Ever been so cold you felt like you could hardly move? It’s not just you. Atoms and molecules feel it too. Part of why we perform experiments inside our low-temperature cryostats is so the atoms and molecules don’t move around so much. At room temperature, single atoms and molecules sitting on a surface whiz around too fast to see. When they’re cold they stay put and we can study how their electrons are arranged, and how molecules react and interact with each other.

The liquid-like ripples of the electrons of a surface-state on silver. Electrons scatter off of defects like the CO molecules that make black divots in the image, revealing information about how they move in the sample and interact with each other. Photo: SBQMI/UBC.

When things get really cold

When we cool down water below 0˚C, it freezes into ice. The transition from water to ice is called a phase change. When we cool down already solid materials — like aluminum or more complex materials like yttrium barium copper oxide — to extremely low temperatures, we also see phase changes. Like when water freezes, the interactions between the electrons become stronger than their kinetic energy. Sometimes this looks like a freezing transition, where electrons can no longer move freely. Sometimes electrons pair off and condense into a superconducting state with zero resistance. Materials in this state are useful in magnetic resonance imaging (MRI), cell-phone towers, and electrical generators.

The competition between this zoo of possible phases is a major research focus of the Stewart Blusson Quantum Matter Institute at UBC.

Helium at low temperatures allow us to cool certain materials in order to sharpen our view of their electronic states. Photo: iStock.

Sharpening the picture

The scanning tunnelling microscope we use to look at atoms and molecules uses electrons to examine surfaces of materials and their electronic states.
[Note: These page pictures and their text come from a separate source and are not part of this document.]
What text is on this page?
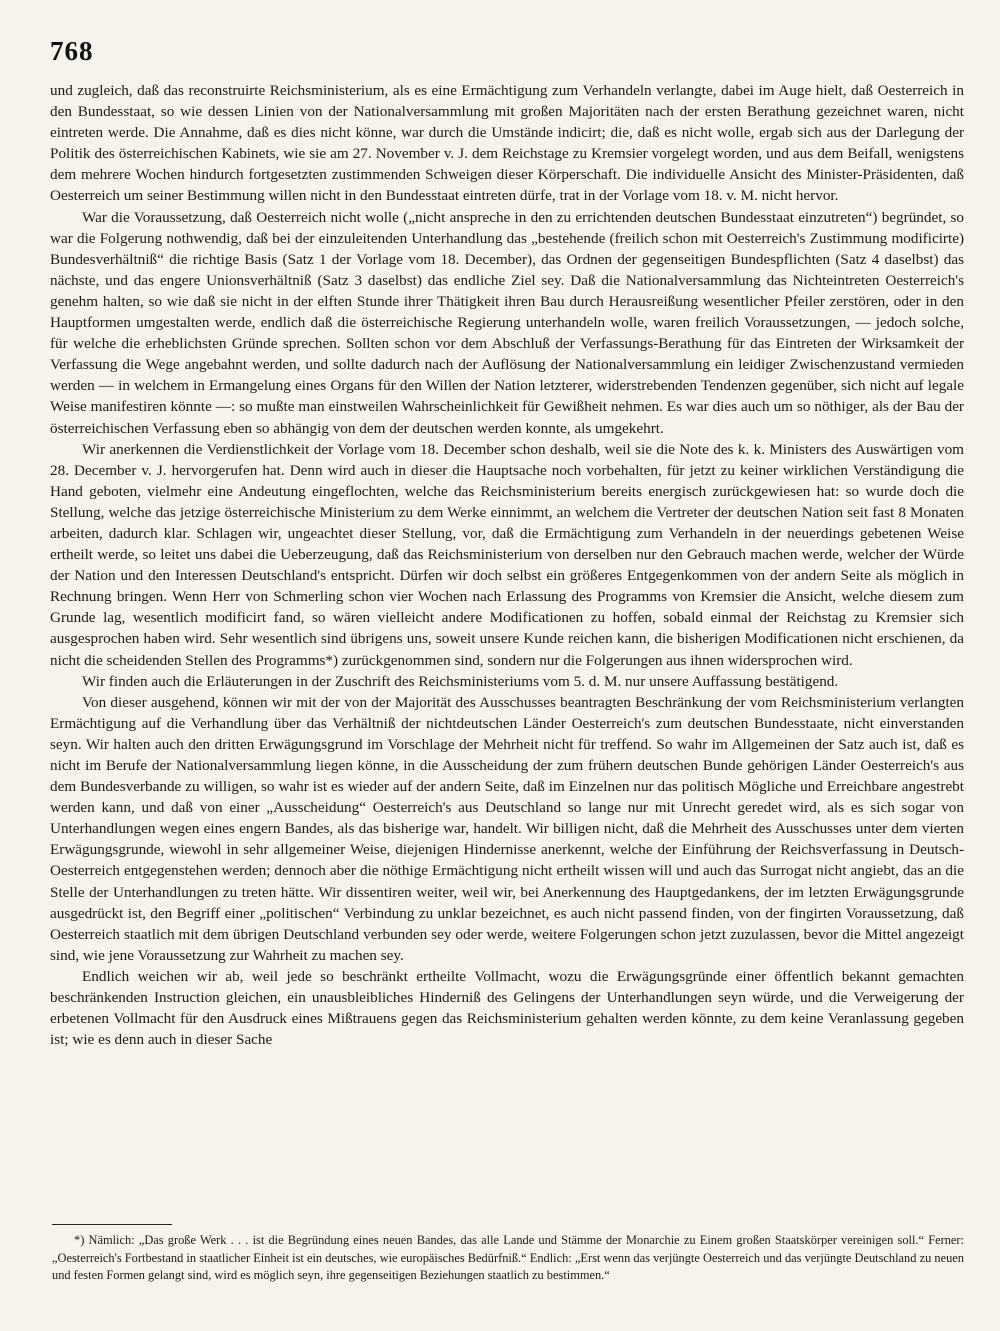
768

und zugleich, daß das reconstruirte Reichsministerium, als es eine Ermächtigung zum Verhandeln verlangte, dabei im Auge hielt, daß Oesterreich in den Bundesstaat, so wie dessen Linien von der Nationalversammlung mit großen Majoritäten nach der ersten Berathung gezeichnet waren, nicht eintreten werde. Die Annahme, daß es dies nicht könne, war durch die Umstände indicirt; die, daß es nicht wolle, ergab sich aus der Darlegung der Politik des österreichischen Kabinets, wie sie am 27. November v. J. dem Reichstage zu Kremsier vorgelegt worden, und aus dem Beifall, wenigstens dem mehrere Wochen hindurch fortgesetzten zustimmenden Schweigen dieser Körperschaft. Die individuelle Ansicht des Minister-Präsidenten, daß Oesterreich um seiner Bestimmung willen nicht in den Bundesstaat eintreten dürfe, trat in der Vorlage vom 18. v. M. nicht hervor.

War die Voraussetzung, daß Oesterreich nicht wolle („nicht anspreche in den zu errichtenden deutschen Bundesstaat einzutreten“) begründet, so war die Folgerung nothwendig, daß bei der einzuleitenden Unterhandlung das „bestehende (freilich schon mit Oesterreich's Zustimmung modificirte) Bundesverhältniß“ die richtige Basis (Satz 1 der Vorlage vom 18. December), das Ordnen der gegenseitigen Bundespflichten (Satz 4 daselbst) das nächste, und das engere Unionsverhältniß (Satz 3 daselbst) das endliche Ziel sey. Daß die Nationalversammlung das Nichteintreten Oesterreich's genehm halten, so wie daß sie nicht in der elften Stunde ihrer Thätigkeit ihren Bau durch Herausreißung wesentlicher Pfeiler zerstören, oder in den Hauptformen umgestalten werde, endlich daß die österreichische Regierung unterhandeln wolle, waren freilich Voraussetzungen, — jedoch solche, für welche die erheblichsten Gründe sprechen. Sollten schon vor dem Abschluß der Verfassungs-Berathung für das Eintreten der Wirksamkeit der Verfassung die Wege angebahnt werden, und sollte dadurch nach der Auflösung der Nationalversammlung ein leidiger Zwischenzustand vermieden werden — in welchem in Ermangelung eines Organs für den Willen der Nation letzterer, widerstrebenden Tendenzen gegenüber, sich nicht auf legale Weise manifestiren könnte —: so mußte man einstweilen Wahrscheinlichkeit für Gewißheit nehmen. Es war dies auch um so nöthiger, als der Bau der österreichischen Verfassung eben so abhängig von dem der deutschen werden konnte, als umgekehrt.

Wir anerkennen die Verdienstlichkeit der Vorlage vom 18. December schon deshalb, weil sie die Note des k. k. Ministers des Auswärtigen vom 28. December v. J. hervorgerufen hat. Denn wird auch in dieser die Hauptsache noch vorbehalten, für jetzt zu keiner wirklichen Verständigung die Hand geboten, vielmehr eine Andeutung eingeflochten, welche das Reichsministerium bereits energisch zurückgewiesen hat: so wurde doch die Stellung, welche das jetzige österreichische Ministerium zu dem Werke einnimmt, an welchem die Vertreter der deutschen Nation seit fast 8 Monaten arbeiten, dadurch klar. Schlagen wir, ungeachtet dieser Stellung, vor, daß die Ermächtigung zum Verhandeln in der neuerdings gebetenen Weise ertheilt werde, so leitet uns dabei die Ueberzeugung, daß das Reichsministerium von derselben nur den Gebrauch machen werde, welcher der Würde der Nation und den Interessen Deutschland's entspricht. Dürfen wir doch selbst ein größeres Entgegenkommen von der andern Seite als möglich in Rechnung bringen. Wenn Herr von Schmerling schon vier Wochen nach Erlassung des Programms von Kremsier die Ansicht, welche diesem zum Grunde lag, wesentlich modificirt fand, so wären vielleicht andere Modificationen zu hoffen, sobald einmal der Reichstag zu Kremsier sich ausgesprochen haben wird. Sehr wesentlich sind übrigens uns, soweit unsere Kunde reichen kann, die bisherigen Modificationen nicht erschienen, da nicht die scheidenden Stellen des Programms*) zurückgenommen sind, sondern nur die Folgerungen aus ihnen widersprochen wird.

Wir finden auch die Erläuterungen in der Zuschrift des Reichsministeriums vom 5. d. M. nur unsere Auffassung bestätigend.

Von dieser ausgehend, können wir mit der von der Majorität des Ausschusses beantragten Beschränkung der vom Reichsministerium verlangten Ermächtigung auf die Verhandlung über das Verhältniß der nichtdeutschen Länder Oesterreich's zum deutschen Bundesstaate, nicht einverstanden seyn. Wir halten auch den dritten Erwägungsgrund im Vorschlage der Mehrheit nicht für treffend. So wahr im Allgemeinen der Satz auch ist, daß es nicht im Berufe der Nationalversammlung liegen könne, in die Ausscheidung der zum frühern deutschen Bunde gehörigen Länder Oesterreich's aus dem Bundesverbande zu willigen, so wahr ist es wieder auf der andern Seite, daß im Einzelnen nur das politisch Mögliche und Erreichbare angestrebt werden kann, und daß von einer „Ausscheidung“ Oesterreich's aus Deutschland so lange nur mit Unrecht geredet wird, als es sich sogar von Unterhandlungen wegen eines engern Bandes, als das bisherige war, handelt. Wir billigen nicht, daß die Mehrheit des Ausschusses unter dem vierten Erwägungsgrunde, wiewohl in sehr allgemeiner Weise, diejenigen Hindernisse anerkennt, welche der Einführung der Reichsverfassung in Deutsch-Oesterreich entgegenstehen werden; dennoch aber die nöthige Ermächtigung nicht ertheilt wissen will und auch das Surrogat nicht angiebt, das an die Stelle der Unterhandlungen zu treten hätte. Wir dissentiren weiter, weil wir, bei Anerkennung des Hauptgedankens, der im letzten Erwägungsgrunde ausgedrückt ist, den Begriff einer „politischen“ Verbindung zu unklar bezeichnet, es auch nicht passend finden, von der fingirten Voraussetzung, daß Oesterreich staatlich mit dem übrigen Deutschland verbunden sey oder werde, weitere Folgerungen schon jetzt zuzulassen, bevor die Mittel angezeigt sind, wie jene Voraussetzung zur Wahrheit zu machen sey.

Endlich weichen wir ab, weil jede so beschränkt ertheilte Vollmacht, wozu die Erwägungsgründe einer öffentlich bekannt gemachten beschränkenden Instruction gleichen, ein unausbleibliches Hinderniß des Gelingens der Unterhandlungen seyn würde, und die Verweigerung der erbetenen Vollmacht für den Ausdruck eines Mißtrauens gegen das Reichsministerium gehalten werden könnte, zu dem keine Veranlassung gegeben ist; wie es denn auch in dieser Sache

*) Nämlich: „Das große Werk . . . ist die Begründung eines neuen Bandes, das alle Lande und Stämme der Monarchie zu Einem großen Staatskörper vereinigen soll.“ Ferner: „Oesterreich's Fortbestand in staatlicher Einheit ist ein deutsches, wie europäisches Bedürfniß.“ Endlich: „Erst wenn das verjüngte Oesterreich und das verjüngte Deutschland zu neuen und festen Formen gelangt sind, wird es möglich seyn, ihre gegenseitigen Beziehungen staatlich zu bestimmen.“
Because thermal energy allows electrons to spread out energetically, working at higher temperatures blurs the details. In order to sharpen our picture of the electronic states, we need to cool down the electrons that we use to measure the electronic states in the sample, restricting them to a tighter energy range.

So how cold do we go? Most of the time we work at approximately 4.2 Kelvin, the boiling point of helium, equivalent to -268.95ºC, just 4˚C above absolute zero. The boiling of liquid helium works to keep things cold because heat transfers from our instrument into the liquid to change it to a higher entropy state (gas). When we need to get colder than that lowest boiling point to reach some of those interesting electronic phases, we need to play different tricks with entropy — a measure of the disorder of a system — but all refrigerators boil down to this basic idea that we create a sink for entropy to cool the thing we’re interested in.
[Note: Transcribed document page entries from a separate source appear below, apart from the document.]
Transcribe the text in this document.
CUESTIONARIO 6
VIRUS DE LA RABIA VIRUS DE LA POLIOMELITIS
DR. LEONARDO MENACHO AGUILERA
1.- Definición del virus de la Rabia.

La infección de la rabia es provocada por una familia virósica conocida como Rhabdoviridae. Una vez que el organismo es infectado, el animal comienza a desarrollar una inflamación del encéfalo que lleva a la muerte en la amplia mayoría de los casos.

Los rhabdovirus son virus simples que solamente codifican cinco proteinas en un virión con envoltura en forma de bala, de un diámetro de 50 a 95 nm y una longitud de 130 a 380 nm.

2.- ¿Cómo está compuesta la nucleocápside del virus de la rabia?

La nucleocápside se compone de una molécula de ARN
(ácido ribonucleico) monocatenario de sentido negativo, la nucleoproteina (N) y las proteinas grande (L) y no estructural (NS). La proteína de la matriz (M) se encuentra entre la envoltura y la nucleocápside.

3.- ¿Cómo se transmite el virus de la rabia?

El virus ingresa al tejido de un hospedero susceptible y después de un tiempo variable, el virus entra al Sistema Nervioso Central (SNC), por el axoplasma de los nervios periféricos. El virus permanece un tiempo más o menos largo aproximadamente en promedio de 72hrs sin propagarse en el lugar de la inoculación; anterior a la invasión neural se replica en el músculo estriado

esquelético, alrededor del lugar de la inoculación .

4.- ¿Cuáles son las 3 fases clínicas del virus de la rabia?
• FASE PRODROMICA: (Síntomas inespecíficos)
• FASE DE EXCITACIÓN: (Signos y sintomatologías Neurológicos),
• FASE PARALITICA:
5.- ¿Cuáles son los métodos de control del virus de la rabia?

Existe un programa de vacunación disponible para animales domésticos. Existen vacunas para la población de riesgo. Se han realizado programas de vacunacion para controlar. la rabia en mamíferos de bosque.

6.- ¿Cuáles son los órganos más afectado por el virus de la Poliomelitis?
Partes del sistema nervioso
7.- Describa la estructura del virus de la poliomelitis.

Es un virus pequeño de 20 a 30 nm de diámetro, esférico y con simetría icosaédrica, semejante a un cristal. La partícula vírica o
Researchers at the Stewart Blusson Quantum Matter Institute. Photo: SBQMI/UBC.

Scanning tunnelling microscopy and atomic force microscopy are versatile techniques, and we use them to investigate a pretty broad range of materials. Some of the coolest things we’ve looked at lately include the reactivity of nanostructures, the dynamics and spatial distribution of electrons between molecules that can serve as solar cells, light emission from single molecules that are promising organic LEDs, and topological surface states that have peculiar behaviours because of the symmetries of the material. These fundamental studies of the weird and wonderful physical properties of new materials are an important underpinning for future device development.

Dr. Sarah Burke. Photo: SBQMI/UBC.

History gives us fascinating examples of fundamental studies turned technological advances like OLEDS which are now increasingly appearing in displays, giant magnetoresistance that led to high-density magnetic storage, and the silicon transistor that drives the device you’re reading this on.

We don’t have a crystal ball to see how our fundamental research will lead to future technologies — clean energy solutions, quantum computing platforms, or something that hasn’t even been dreamed up yet. But we do know that fundamental materials research has a way of bursting forth with exciting, new ideas. And that’s why ‘chilling’ around the lab is a great idea.